Más de 2.200 familias numerosas de Galicia consideradas de tipo especial „es decir, con cinco o más hijos„ corren el riesgo de perder su condición si uno de los descendientes abandona el hogar familiar. Una amenaza que responde a la interpretación restrictiva de la ley de Protección a las Familias, que ya ha sido puesta en cuestión por varios juzgados, el Defensor del Pueblo, y ayer por el PP gallego.

En concreto, a partir de la reforma del texto aprobada en 2015, las familias numerosas de tipo especiales solo podían mantener la categoría si todos sus miembros menores de 21 años (25 en caso de que cursen estudios), o los hjos con alguna discapacidad reconocida, mantenían una relación de dependencia económica respecto a sus progenitores. Sin embargo, el cambio dio lugar a la protesta „incluso por vía judicial„ de muchos núcleos que veían cómo la emancipación de uno de sus miembros comportaba automáticamente la pérdida de los beneficios fiscales, entre otras ventajas que van ligados a la familia numerosa especial.

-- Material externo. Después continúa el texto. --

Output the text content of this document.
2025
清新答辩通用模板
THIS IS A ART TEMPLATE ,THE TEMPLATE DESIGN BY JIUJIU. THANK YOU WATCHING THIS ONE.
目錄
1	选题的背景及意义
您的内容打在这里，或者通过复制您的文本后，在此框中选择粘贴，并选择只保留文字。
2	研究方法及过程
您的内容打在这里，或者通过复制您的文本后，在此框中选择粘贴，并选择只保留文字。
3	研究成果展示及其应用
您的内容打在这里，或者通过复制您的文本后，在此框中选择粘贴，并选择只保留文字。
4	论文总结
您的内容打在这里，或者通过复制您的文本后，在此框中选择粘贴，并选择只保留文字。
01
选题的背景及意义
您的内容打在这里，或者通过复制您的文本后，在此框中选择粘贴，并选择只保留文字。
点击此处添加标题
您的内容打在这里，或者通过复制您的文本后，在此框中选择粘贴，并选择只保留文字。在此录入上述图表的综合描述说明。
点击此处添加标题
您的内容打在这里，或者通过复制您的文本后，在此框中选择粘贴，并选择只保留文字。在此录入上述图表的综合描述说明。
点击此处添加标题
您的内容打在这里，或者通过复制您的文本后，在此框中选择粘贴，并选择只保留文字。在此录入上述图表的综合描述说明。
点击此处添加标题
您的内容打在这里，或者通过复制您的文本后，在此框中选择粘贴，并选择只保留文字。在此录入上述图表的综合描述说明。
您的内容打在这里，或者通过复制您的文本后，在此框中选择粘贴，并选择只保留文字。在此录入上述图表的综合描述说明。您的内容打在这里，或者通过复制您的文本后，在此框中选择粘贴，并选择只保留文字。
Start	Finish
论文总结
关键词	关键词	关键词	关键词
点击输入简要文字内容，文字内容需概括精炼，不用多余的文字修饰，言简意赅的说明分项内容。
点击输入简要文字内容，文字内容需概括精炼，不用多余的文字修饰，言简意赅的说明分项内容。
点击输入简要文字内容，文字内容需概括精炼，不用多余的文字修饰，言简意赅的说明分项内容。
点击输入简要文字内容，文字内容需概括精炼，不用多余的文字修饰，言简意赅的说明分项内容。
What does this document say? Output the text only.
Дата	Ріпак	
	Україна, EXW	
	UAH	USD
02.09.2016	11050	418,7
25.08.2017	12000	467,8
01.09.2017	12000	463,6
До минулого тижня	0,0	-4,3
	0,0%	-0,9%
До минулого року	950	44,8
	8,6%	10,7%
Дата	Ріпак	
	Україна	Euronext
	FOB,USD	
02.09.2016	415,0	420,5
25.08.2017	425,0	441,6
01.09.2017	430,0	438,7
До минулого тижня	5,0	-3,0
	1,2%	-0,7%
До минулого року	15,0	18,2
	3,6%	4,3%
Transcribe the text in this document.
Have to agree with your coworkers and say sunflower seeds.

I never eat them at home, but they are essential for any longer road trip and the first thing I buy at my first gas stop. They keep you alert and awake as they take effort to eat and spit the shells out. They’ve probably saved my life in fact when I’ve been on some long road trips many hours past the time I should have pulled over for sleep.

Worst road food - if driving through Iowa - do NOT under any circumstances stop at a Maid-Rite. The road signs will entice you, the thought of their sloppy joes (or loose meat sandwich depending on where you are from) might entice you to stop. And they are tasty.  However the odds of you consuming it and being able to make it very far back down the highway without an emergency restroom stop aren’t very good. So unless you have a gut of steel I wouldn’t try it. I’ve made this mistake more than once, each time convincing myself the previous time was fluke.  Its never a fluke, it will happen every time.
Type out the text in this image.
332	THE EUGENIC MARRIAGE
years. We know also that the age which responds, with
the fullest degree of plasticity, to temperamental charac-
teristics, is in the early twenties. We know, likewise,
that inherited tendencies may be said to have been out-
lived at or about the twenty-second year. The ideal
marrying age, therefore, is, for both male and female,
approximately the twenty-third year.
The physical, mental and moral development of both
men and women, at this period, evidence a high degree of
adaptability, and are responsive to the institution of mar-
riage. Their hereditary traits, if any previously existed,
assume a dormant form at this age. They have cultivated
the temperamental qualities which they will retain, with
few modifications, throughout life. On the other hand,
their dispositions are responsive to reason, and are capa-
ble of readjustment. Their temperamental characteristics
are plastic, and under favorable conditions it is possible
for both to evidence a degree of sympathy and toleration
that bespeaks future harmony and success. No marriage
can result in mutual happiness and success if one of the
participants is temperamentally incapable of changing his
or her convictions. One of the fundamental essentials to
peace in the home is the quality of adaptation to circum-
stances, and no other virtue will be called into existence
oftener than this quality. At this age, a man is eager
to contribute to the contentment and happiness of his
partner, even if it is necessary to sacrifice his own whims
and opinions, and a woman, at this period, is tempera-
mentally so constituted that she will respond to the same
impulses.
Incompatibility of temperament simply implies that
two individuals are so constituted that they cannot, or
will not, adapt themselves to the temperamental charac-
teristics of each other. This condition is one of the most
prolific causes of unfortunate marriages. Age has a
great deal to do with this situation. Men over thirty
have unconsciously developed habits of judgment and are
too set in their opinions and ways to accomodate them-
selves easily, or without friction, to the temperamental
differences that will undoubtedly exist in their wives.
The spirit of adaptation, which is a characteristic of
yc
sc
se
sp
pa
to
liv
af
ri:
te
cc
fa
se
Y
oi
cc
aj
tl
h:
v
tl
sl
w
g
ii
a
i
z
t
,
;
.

En Galicia los beneficios se aplican a la hora de inscribirse en las oposiciones de la Xunta, en la matriculación educativa o en el transporte. Pero fundamentalmente son deduccciones al IRF. Al margen de los 2.400 euros de exención que contempla el Estado, se bonifica con 400 euros el tramo del IRPF autonómico.

El pasado mes de marzo, un juez de Vigo dio la razón a una familia que había perdido la condición "especial" al abandonar una de sus hijas la vivienda común. El fallo entonces destacó que la ley produciría una "discriminación por razón de edad intolerable", pues los hijos pequeños "se verían privavados de gozar de los (exiguos privilegios) que ese título confiere". El mismo razonamiento empleó ayer la diputada del Partido Popular Paula Prado, que defendió asimismo que la Xunta viene reclamando "en múltiples ocasiones" al Gobierno central que aclare la legislación.